Figure 1: Transparent GenSync yields consistently higher conversation quality, family intimacy, and usability, outperforming both black-box and control conditions (p<.05).
- Family/Intergenerational Intimacy: Significant improvements in intimacy are observed in transparent GenSync, with post-hoc comparisons revealing large effect sizes (e.g., dz=−1.20 for B vs C on family intimacy). Notably, black-box translation frequently reduces perceived genuineness, as its tendency to produce formal or impersonal outputs dilutes participants’ authentic “voice.”

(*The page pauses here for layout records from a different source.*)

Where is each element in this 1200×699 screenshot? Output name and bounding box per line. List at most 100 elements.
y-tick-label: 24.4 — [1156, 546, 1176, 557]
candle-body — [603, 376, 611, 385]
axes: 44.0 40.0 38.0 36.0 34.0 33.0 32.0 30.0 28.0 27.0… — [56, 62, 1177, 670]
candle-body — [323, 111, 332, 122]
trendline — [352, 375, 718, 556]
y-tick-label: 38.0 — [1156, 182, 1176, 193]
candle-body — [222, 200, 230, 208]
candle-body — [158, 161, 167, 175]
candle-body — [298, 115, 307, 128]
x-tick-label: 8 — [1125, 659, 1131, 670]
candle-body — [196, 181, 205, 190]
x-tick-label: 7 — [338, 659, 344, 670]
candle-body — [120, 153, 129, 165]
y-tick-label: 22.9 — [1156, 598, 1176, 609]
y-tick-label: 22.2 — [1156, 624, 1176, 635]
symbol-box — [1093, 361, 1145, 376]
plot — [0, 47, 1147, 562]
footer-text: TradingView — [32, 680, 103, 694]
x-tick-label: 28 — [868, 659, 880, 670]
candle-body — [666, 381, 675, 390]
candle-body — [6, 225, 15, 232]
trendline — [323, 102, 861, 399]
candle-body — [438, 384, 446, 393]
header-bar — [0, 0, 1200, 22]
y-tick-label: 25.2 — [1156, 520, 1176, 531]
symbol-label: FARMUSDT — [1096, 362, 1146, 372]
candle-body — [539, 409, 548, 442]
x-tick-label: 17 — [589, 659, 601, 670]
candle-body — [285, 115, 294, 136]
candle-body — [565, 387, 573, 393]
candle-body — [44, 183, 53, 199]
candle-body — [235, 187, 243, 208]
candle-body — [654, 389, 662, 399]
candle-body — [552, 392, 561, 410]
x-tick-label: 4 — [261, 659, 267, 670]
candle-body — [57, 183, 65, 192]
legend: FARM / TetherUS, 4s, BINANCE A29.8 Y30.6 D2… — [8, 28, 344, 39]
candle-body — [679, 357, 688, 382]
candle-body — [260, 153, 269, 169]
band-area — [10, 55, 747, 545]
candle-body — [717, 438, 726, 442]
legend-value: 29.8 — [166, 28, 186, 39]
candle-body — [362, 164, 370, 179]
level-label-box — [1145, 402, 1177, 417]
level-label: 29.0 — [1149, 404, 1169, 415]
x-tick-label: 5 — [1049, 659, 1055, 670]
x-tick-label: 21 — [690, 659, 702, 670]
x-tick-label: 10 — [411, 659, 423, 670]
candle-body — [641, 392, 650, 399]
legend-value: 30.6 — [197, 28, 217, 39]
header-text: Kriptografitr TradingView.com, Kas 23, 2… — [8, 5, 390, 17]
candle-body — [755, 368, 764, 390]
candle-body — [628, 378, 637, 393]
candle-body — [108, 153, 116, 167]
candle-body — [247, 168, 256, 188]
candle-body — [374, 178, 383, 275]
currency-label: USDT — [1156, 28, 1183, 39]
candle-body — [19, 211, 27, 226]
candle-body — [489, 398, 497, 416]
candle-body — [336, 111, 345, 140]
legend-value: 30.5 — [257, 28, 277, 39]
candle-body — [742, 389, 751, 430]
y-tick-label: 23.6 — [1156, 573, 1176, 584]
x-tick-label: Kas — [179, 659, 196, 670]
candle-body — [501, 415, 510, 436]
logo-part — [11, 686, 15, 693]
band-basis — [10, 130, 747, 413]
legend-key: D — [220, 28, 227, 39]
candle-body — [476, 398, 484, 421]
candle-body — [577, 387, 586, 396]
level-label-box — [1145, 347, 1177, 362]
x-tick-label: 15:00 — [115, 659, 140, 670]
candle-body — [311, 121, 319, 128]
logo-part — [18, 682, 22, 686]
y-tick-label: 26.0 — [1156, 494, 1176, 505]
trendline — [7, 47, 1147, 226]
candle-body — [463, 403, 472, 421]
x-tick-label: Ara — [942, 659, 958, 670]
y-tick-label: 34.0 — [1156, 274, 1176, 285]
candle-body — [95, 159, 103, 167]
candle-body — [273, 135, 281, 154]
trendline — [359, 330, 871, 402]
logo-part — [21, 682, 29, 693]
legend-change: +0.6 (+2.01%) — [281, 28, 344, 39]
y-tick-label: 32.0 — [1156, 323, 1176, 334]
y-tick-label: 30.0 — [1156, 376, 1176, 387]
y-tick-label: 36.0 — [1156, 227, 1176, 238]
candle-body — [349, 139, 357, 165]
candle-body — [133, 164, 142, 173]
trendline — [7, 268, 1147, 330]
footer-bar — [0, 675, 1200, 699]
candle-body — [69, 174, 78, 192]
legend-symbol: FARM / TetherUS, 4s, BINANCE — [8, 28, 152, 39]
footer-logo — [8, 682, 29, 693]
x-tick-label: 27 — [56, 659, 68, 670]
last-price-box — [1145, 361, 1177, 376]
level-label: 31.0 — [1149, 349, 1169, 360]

- Usability: Transparent GenSync achieves the highest usability scores (M=3.97), emphasizing the importance of interface affordances for user verification and learning. Participants articulate that the ability to view both message variants supports trust calibration and error detection.
The data substantiate a critical design implication: translation should not be framed merely as a conduit for meaning transfer, but as a collaborative interpretive process. Obscuring the transformation process (black-box mode) damages trust, agency, and conversation flow, echoing prior work on explanation and XAI in sensitive social applications. Transparent presentation of AI interpretations shifts user interaction from passive consumption to active verification, enabling users to negotiate intent and meaning at a finer granularity.

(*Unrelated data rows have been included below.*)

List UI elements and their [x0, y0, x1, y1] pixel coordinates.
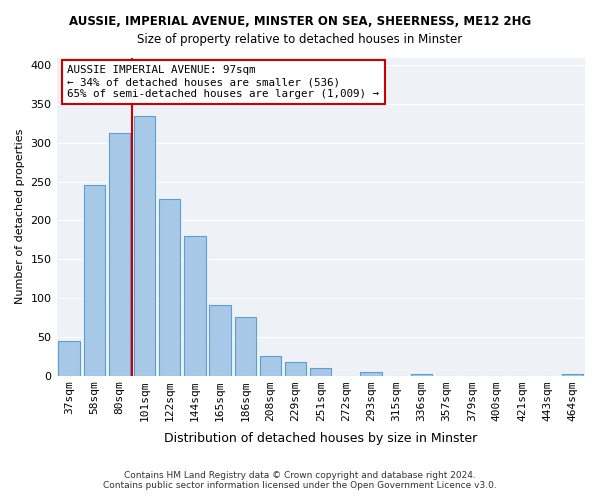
Text: Size of property relative to detached houses in Minster: Size of property relative to detached ho…	[137, 32, 463, 46]
Bar	[209, 305, 231, 376]
X-axis label: Distribution of detached houses by size in Minster: Distribution of detached houses by size …	[164, 432, 478, 445]
Bar	[562, 374, 583, 376]
Y-axis label: Number of detached properties: Number of detached properties	[15, 129, 25, 304]
Bar	[83, 186, 105, 376]
Bar	[235, 318, 256, 376]
Bar	[285, 362, 307, 376]
Bar	[58, 342, 80, 376]
Bar	[411, 374, 432, 376]
Text: AUSSIE, IMPERIAL AVENUE, MINSTER ON SEA, SHEERNESS, ME12 2HG: AUSSIE, IMPERIAL AVENUE, MINSTER ON SEA,…	[69, 15, 531, 28]
Text: AUSSIE IMPERIAL AVENUE: 97sqm
← 34% of detached houses are smaller (536)
65% of : AUSSIE IMPERIAL AVENUE: 97sqm ← 34% of d…	[67, 66, 379, 98]
Bar	[184, 236, 206, 376]
Bar	[109, 132, 130, 376]
Bar	[361, 372, 382, 376]
Bar	[310, 368, 331, 376]
Bar	[134, 116, 155, 376]
Bar	[159, 198, 181, 376]
Bar	[260, 356, 281, 376]
Text: Contains HM Land Registry data © Crown copyright and database right 2024.
Contai: Contains HM Land Registry data © Crown c…	[103, 470, 497, 490]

Theoretical and Practical Implications
The findings interrogate deeply the problem of representational tensions in language mediation—i.e., the risk of AI homogenizing user identity or flattening affect through stylistic or pragmatic “normalization.” By enabling simultaneous access to original and translated messages, the transparent interface respects the agency and expressive diversity of both interlocutors. The study moves beyond mere translation quality to underscore issues of identity attribution, stylistic authenticity, and the locus of conversational control.
Practically, these results advise designers of communication tools for families, cross-generational teams, and multicultural groups to prioritize interpretability and user-side verification. The central insight is that AI should function as an assistive and referential resource, not an authoritative surrogate, especially in high-context or relationally sensitive conversations.
Limitations and Directions for Future Research
While methodologically sound, the study’s scope is culturally specific to Korean familial hierarchies and linguistic forms. Cross-cultural validation remains necessary, given that norms of conversational agency, explicitness, and generational boundaries vary internationally. Furthermore, longitudinal deployment in real-world family chat ecosystems would illuminate the evolving relational dynamics and slow-burn effects of persistent AI mediation.
From a technical perspective, extension to more personalized or adaptive model output—balancing both interpretive accuracy and stylistic fidelity—remains an important direction, as some participants note dissatisfaction with AI-authored slang that mismatches personal idiolects.
Conclusion
This work contributes a nuanced, empirically-backed understanding of how the transparency of AI-mediated language support interfaces scaffolds intergenerational communication. Transparent translation mechanisms not only enhance conversation quality, intimacy, and usability, but also respect the representational plurality inherent to familial dialogue. The findings challenge designers to treat AI as an interpretive mediator rather than a replacement, foregrounding user agency and relational identity. Further investigation is warranted across cultures, contexts, and longer time scales to generalize and operationalize these recommendations in future AI communication systems.